Partindo de uma perspetiva pessoal, Janelle Monáe lança um trabalho que vem para celebrar o lugar de seu corpo no mainstream contemporâneo. Dirty Computer, o terceiro álbum da artista, segue na linha do Pop puxado para o R&B, campo no qual a artista joga com desenvoltura. O diferencial da vez é o foco nas pulsões e nas paixões ligadas ao corpo, com a música que evoca suores, palpitações e outras efervescências físicas.

O maior triunfo deste trabalho está no seu apelo sexual. É interessante, no entanto, como Monáe pinta um cenário de libertação sexual distante da erotização. O corpo é celebrado em suas diversas possibilidades, raramente colocado no lugar de satisfazer o desejo de consumo.

Para tal, são chamadas para entrar em campo diversas referências, ícones que vieram, ao longo das últimas décadas, quebrando tabus sexuais através da performance artística: é possível pensar em Madonna e o universo da moda interseccionado com o underground em Vogue, a invasão dos sintetizadores na música pop dos anos 80 com Anita Ward e Ring My Bell, o gender bender Prince e sua aura esfumaçada e cheia de glitter em Purple Rain.

A faixa PYNK – uma referência à Pink de Aerosmith -, apesar de falar sem rodeios sobre a vagina, não soa explícita. A cor fala evidentemente da genitália, e a letra “y” é colocada aqui, imagino, por causa de seu formato, que lembra o de uma pélvis. Não que um tom escrachado não tenha lugar no universo musical, mas a gentileza com que a produção de Grimes se desenvolve, alinhada com a delicadeza da voz de Monáe, fazem desta faixa um momento orgânico de autoaceitação.
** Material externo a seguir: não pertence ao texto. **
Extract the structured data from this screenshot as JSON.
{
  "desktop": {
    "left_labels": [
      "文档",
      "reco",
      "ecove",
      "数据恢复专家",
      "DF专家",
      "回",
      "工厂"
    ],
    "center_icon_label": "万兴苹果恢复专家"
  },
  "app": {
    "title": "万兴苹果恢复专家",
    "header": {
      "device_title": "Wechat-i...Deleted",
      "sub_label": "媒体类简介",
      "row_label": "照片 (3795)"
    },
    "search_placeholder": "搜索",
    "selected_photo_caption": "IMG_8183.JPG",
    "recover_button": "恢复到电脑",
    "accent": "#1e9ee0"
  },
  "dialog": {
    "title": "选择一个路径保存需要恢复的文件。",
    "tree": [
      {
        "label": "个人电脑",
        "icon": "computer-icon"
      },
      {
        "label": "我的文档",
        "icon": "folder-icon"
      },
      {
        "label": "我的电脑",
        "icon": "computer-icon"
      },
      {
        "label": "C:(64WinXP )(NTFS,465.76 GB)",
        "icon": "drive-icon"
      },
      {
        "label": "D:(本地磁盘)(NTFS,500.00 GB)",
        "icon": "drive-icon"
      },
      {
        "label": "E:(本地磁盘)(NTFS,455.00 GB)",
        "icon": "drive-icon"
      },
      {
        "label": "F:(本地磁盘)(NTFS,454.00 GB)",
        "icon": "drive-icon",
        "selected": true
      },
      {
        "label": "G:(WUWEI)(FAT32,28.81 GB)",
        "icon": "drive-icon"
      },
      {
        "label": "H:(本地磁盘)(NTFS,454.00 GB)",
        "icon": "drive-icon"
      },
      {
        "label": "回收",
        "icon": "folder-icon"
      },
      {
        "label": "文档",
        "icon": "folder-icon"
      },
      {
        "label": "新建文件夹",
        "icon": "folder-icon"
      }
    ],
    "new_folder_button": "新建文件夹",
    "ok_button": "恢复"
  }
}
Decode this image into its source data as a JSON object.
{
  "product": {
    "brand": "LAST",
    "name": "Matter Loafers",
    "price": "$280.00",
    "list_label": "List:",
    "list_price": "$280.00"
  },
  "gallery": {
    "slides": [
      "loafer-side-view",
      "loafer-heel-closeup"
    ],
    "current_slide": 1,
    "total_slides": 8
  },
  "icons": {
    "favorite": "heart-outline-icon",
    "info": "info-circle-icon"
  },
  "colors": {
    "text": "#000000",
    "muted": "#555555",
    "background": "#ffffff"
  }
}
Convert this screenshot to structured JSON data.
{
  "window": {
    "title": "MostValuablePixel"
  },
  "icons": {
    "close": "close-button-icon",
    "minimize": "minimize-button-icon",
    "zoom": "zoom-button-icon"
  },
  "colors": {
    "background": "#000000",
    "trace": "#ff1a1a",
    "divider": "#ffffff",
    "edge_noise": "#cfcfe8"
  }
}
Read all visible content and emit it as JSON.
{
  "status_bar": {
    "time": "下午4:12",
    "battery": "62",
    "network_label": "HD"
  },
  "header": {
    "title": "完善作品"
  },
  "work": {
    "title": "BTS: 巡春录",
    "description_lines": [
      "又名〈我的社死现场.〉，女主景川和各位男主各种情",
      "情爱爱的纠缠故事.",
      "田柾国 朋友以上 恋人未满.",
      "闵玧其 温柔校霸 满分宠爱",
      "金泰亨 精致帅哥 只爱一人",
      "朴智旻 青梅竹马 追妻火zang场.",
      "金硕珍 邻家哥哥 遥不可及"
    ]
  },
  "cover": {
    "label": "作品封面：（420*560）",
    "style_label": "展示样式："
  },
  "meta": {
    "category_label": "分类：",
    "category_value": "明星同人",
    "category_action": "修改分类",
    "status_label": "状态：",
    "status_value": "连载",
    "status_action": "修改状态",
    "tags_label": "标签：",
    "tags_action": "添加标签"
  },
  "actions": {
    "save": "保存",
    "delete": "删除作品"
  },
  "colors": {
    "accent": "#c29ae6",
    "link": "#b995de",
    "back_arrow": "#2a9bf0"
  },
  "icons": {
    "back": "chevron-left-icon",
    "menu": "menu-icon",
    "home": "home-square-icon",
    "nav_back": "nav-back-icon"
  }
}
Outros pontos marcantes ficam com Screwed, que alude ao sexo como manifestação metafórica de uma relação de poder (“See, if everything is sex / Except sex, which is power / You know power is just sex / You screw me and I’ll screw you too”). A faixa conta com a presença de Zoë Kravitz, e a vibe Pop Rock noventista remete muito à música de seu pai. Make Me Feel, com estalos de língua e sintetizadores derretidos pelo calor, é uma belíssima homenagem à Prince, músico que apadrinhou a artista em diversos momentos de sua carreira.

Dirty Computer parece, no entanto, padecer de um excesso de referências e informação. Os melhores momentos do trabalho são óbvias referências à outras artistas, enquanto algumas outras faixas soam sem foco no emaranhado de timbres eletrônicos. O filme lançado em conjunção ao álbum é bastante sintomático. Neste, Monáe assume o papel de um andróide que precisa ser purificado – uma linha narrativa distópica que condiz com o universo de seus álbuns anteriores. No filme, brotam alusões que passam pela distopia neon de Blade Runner, pela psicodelia xamânica de Alejandro Jodorowsky, pelo Afro Punk de Black Panther. Há, na música de Dirty Computer, uma clara tentativa de abarcar e de endossar as tendências do momento.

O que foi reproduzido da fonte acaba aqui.